Bersama dengan istrinya, Larysa Naumenko, dia mengemas sedikit yang mereka miliki. Naumenko telah tinggal di apartemen sejak sebelum Uni Soviet runtuh.
Mereka menyerahkan kunci kepada salah satu dari dua tetangga yang tersisa di gedung dan pergi di bawah guntur penembakan.
“Kami berharap … kami tinggal di sini selama 40 tahun. Apakah Anda pikir mudah untuk meninggalkan semua ini? Di usia kami, kami tidak memiliki apa -apa,” kata Naumenko.
Maistruk mengatakan bahkan mereka tidak bisa lagi menanggung ledakan tanpa akhir dan akhirnya memutuskan untuk pergi. Banyak tetangga dan teman mereka telah melarikan diri di bulan -bulan pertama invasi; Beberapa kemudian kembali dan pergi lagi. Apa yang membuat mereka tetap di tempat bukan hanya kecacatan Maistruk tetapi juga pensiun kecil mereka, yang membuatnya hampir tidak mungkin untuk memulai dari awal di tempat lain.

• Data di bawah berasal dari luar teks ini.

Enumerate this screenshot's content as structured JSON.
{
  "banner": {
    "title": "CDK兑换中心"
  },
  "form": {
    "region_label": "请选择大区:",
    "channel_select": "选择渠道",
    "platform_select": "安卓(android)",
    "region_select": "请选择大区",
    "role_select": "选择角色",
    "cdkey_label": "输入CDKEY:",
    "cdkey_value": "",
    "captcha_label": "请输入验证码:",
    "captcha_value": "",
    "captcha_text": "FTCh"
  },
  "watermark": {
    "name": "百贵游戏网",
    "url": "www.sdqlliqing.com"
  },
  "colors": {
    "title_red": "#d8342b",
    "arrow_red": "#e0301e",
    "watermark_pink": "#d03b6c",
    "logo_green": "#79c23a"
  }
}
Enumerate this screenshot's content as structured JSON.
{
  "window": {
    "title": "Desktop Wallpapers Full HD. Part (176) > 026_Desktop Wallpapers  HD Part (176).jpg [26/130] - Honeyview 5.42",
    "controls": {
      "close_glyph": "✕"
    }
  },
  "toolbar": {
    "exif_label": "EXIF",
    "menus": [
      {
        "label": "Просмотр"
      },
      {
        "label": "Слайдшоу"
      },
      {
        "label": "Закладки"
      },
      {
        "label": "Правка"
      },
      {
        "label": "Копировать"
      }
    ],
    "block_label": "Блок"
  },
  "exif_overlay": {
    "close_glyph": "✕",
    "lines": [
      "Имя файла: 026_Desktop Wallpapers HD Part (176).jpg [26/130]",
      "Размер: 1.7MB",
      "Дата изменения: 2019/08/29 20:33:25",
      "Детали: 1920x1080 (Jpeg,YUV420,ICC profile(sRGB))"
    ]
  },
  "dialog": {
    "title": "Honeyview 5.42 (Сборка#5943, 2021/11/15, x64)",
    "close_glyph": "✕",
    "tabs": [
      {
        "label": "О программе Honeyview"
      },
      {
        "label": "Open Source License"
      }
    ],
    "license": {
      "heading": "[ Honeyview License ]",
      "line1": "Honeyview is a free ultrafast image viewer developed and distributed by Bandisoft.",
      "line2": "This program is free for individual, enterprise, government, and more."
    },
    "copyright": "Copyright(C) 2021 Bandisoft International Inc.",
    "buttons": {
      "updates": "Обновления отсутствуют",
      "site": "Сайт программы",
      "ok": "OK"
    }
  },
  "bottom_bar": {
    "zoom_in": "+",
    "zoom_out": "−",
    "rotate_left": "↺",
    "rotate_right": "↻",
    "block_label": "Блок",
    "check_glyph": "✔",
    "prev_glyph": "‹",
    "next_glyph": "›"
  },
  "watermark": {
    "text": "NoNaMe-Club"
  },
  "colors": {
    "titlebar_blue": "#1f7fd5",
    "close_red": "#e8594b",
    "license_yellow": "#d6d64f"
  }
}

“Hampir tidak ada orang yang akan kembali ke sini. Rasanya kota itu dihapus dari muka bumi,” kata Naumenko ketika dia diusir oleh mobil evakuasi. “Siapa yang akan membangun kembali semua ini? Itu adalah kota yang berkembang, dengan begitu banyak pabrik. Sekarang mereka pergi.”